Fifi Peters: Good. So I imagine Visa is one of the companies in the box right now. But what other traits and collectibles do you have outside of technology?
Clyde Russo: That’s a good question because, if you look at South Africa, you’ll find that South Africa is kind of lacking in structural growth stories right now. At least when you look at the international environment, there are a lot of sectors that [are benefiting from a] background wind.
You have clearly spoken about Visa, which is a leading payment company. If you look at Prestige Beauty, for example, we’ve got a big hub. [There is] Estée Lauder, which manufactures premium skincare, makeup and cosmetics.
The need to invest in better looks in the future does not diminish. In fact, people are spending more money on their faces and skin than ever before. So this is the structural engine that we love.
We have invested in a semiconductor equipment manufacturer called ASML. It essentially provides a monopoly on the tools that will create the next generation of semiconductors around the world, a very specialized company with 100% market share.
Then there are companies that are also benefiting from climate change. So we have a software services company called Autodesk that is really driving computer design innovation in creating blueprints for the most energy-efficient buildings.

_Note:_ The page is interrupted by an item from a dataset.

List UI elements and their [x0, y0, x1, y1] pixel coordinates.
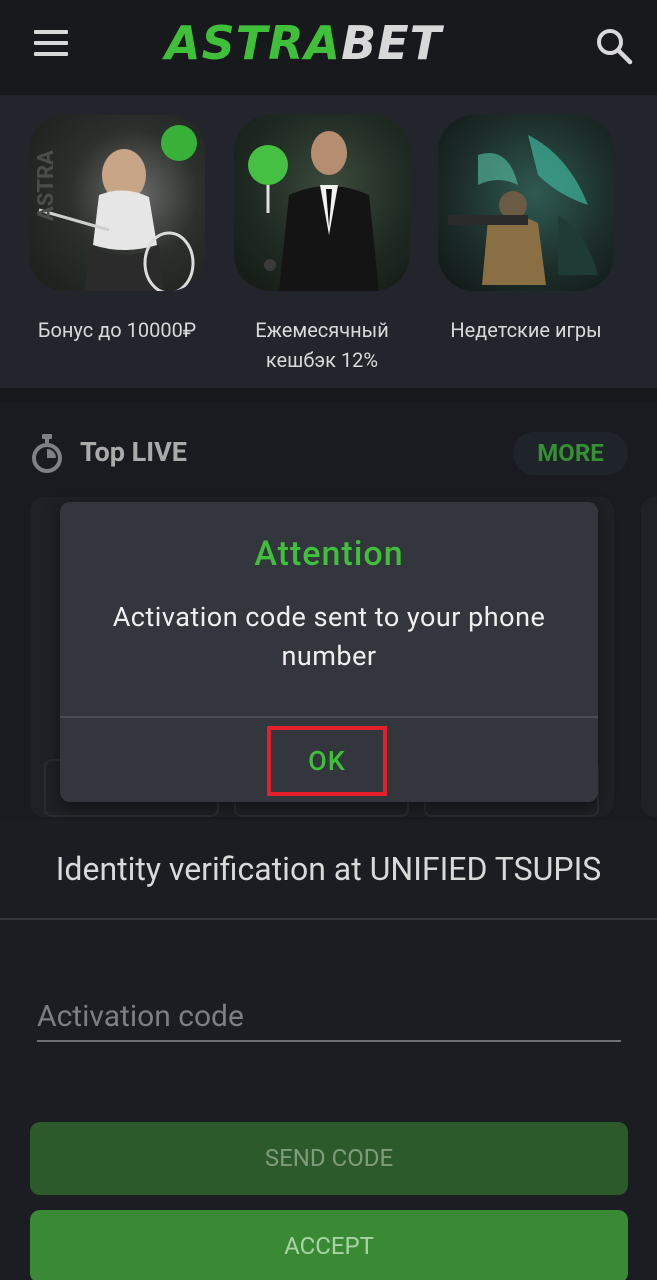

So there are a lot of businesses with very attractive properties that one can still invest in with a good structural tailwind.

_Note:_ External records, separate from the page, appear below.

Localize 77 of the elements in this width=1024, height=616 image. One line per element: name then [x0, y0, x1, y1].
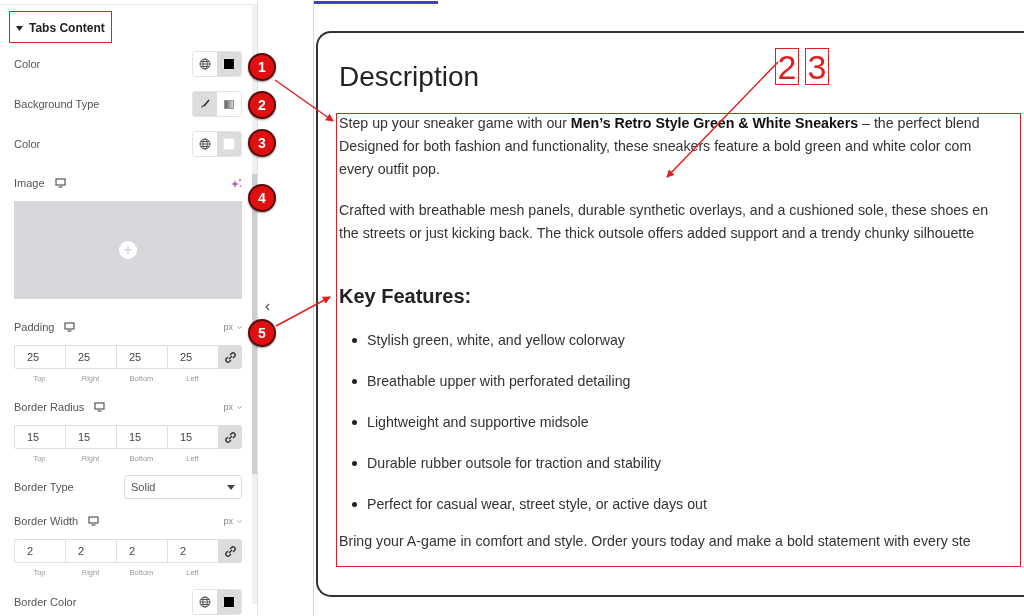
control-label: Border Width	[14, 515, 79, 527]
control-label: Background Type	[14, 98, 100, 110]
monitor-icon	[94, 402, 106, 412]
link-icon	[224, 431, 236, 443]
number-input[interactable]: 15	[167, 425, 218, 449]
link-values-button[interactable]	[218, 345, 242, 369]
step-marker: 3	[248, 129, 276, 157]
monitor-icon	[64, 322, 76, 332]
select-field[interactable]: Solid	[124, 475, 242, 499]
callout-label: 2	[775, 48, 799, 85]
chevron-down-icon	[237, 325, 242, 329]
step-marker: 5	[248, 319, 276, 347]
number-input[interactable]: 25	[14, 345, 65, 369]
link-values-button[interactable]	[218, 539, 242, 563]
unit-selector[interactable]: px	[223, 322, 242, 332]
step-marker: 2	[248, 91, 276, 119]
control-label: Color	[14, 58, 41, 70]
link-icon	[224, 545, 236, 557]
monitor-icon	[54, 178, 66, 188]
bullet-icon	[352, 337, 357, 343]
paragraph-line: the streets or just kicking back. The thick outsole offers added support and a trendy chunky silhouette	[339, 224, 976, 243]
feature-item: Stylish green, white, and yellow colorway	[367, 331, 625, 349]
section-title[interactable]: Tabs Content	[29, 21, 105, 35]
number-input[interactable]: 2	[14, 539, 65, 563]
arrow	[274, 79, 334, 122]
color-picker-button[interactable]	[217, 52, 241, 76]
color-picker-button[interactable]	[217, 590, 241, 614]
monitor-icon	[88, 516, 100, 526]
chevron-down-icon	[237, 405, 242, 409]
unit-selector[interactable]: px	[223, 516, 242, 526]
number-input[interactable]: 15	[65, 425, 116, 449]
feature-item: Perfect for casual wear, street style, or active days out	[367, 495, 707, 513]
paragraph-line: Crafted with breathable mesh panels, durable synthetic overlays, and a cushioned sole, these shoes en	[339, 201, 990, 220]
color-picker-button[interactable]	[217, 132, 241, 156]
number-input[interactable]: 2	[116, 539, 167, 563]
feature-item: Durable rubber outsole for traction and stability	[367, 454, 662, 472]
dropdown-caret-icon	[227, 484, 235, 490]
closing-paragraph: Bring your A-game in comfort and style. Order yours today and make a bold statement with every ste	[339, 533, 972, 549]
number-input[interactable]: 2	[167, 539, 218, 563]
bullet-icon	[352, 419, 357, 425]
bullet-icon	[352, 460, 357, 466]
feature-item: Lightweight and supportive midsole	[367, 413, 589, 431]
paragraph-line: every outfit pop.	[339, 160, 441, 179]
callout-label: 3	[805, 48, 829, 85]
step-marker: 1	[248, 53, 276, 81]
control-label: Image	[14, 177, 45, 189]
arrow	[275, 296, 331, 327]
control-label: Border Color	[14, 596, 77, 608]
number-input[interactable]: 25	[65, 345, 116, 369]
classic-button[interactable]	[193, 92, 217, 116]
control-label: Border Type	[14, 481, 74, 493]
caret-icon[interactable]	[16, 25, 23, 31]
number-input[interactable]: 15	[116, 425, 167, 449]
description-heading: Description	[339, 61, 480, 93]
brush-icon	[200, 99, 210, 109]
unit-selector[interactable]: px	[223, 402, 242, 412]
chevron-left-icon	[264, 303, 270, 311]
step-marker: 4	[248, 184, 276, 212]
number-input[interactable]: 15	[14, 425, 65, 449]
bullet-icon	[352, 501, 357, 507]
sparkle-icon[interactable]	[231, 177, 242, 189]
gradient-icon	[224, 99, 234, 109]
link-icon	[224, 351, 236, 363]
control-label: Border Radius	[14, 401, 85, 413]
number-input[interactable]: 2	[65, 539, 116, 563]
control-label: Color	[14, 138, 41, 150]
globe-icon	[199, 596, 211, 608]
control-label: Padding	[14, 321, 55, 333]
link-values-button[interactable]	[218, 425, 242, 449]
number-input[interactable]: 25	[116, 345, 167, 369]
globe-icon	[199, 138, 211, 150]
bullet-icon	[352, 378, 357, 384]
globe-icon	[199, 58, 211, 70]
feature-item: Breathable upper with perforated detailing	[367, 372, 631, 390]
features-heading: Key Features:	[339, 285, 473, 308]
number-input[interactable]: 25	[167, 345, 218, 369]
chevron-down-icon	[237, 519, 242, 523]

Fifi Peters: Good. Finally, back to where we started, just thinking about the dips we’ve seen in most stock markets this year, do you think it’s happened now, and are you optimistic about the future?
Clyde Russo: I think the point here is to really think about the next level of surprises [the] Interest rate, because we all know this week is going to be a big week for interest rates. The Fed is meeting, many other central banks are meeting, and there is a lot of upward pressure on short-term interest rates. Obviously, the difference there is that long-term interest rates seem to be finding a level.
We are watching US 10-year interest rates closely. They sit at 3.5%. Mortgage rates are 6%. So we do not believe that stocks or shares should necessarily become cheaper than the current level.
If we see it in the second half of this year – we expect the inflation rate to fall; we We’re seeing energy drop, oil going down, we’re starting to see signs that we’ve reached peak food inflation – [and] As inflation subsides, it will take the pressure off the interest rate system, so the valuation multiples no longer need to be compressed.
So this is what I was looking for. Obviously it’s early days. We are in that upward period. Meanwhile, we think the important thing for investors to remember is to look for companies that actually, like I said, are profitable for companies today, where there’s less risk around the earnings profile.
Fortunately, we can find companies that – even if stock prices are a little lower at the end of this year – have obviously made up a lot already this year, [so] You will not lose money because the growth in profits will compensate for any ebb that may occur in the marketing environment.
Again, that’s what we encourage investors to keep thinking about.
Fifi Peters: Good. Clive, thank you very much for that perspective. We’ll leave it there. Clyde Russo is the Co-Head of Quality at Ninety One.
Brought to you by ninety-one.
Moneyweb does not endorse any product or service that is advertised in sponsored articles on our platform.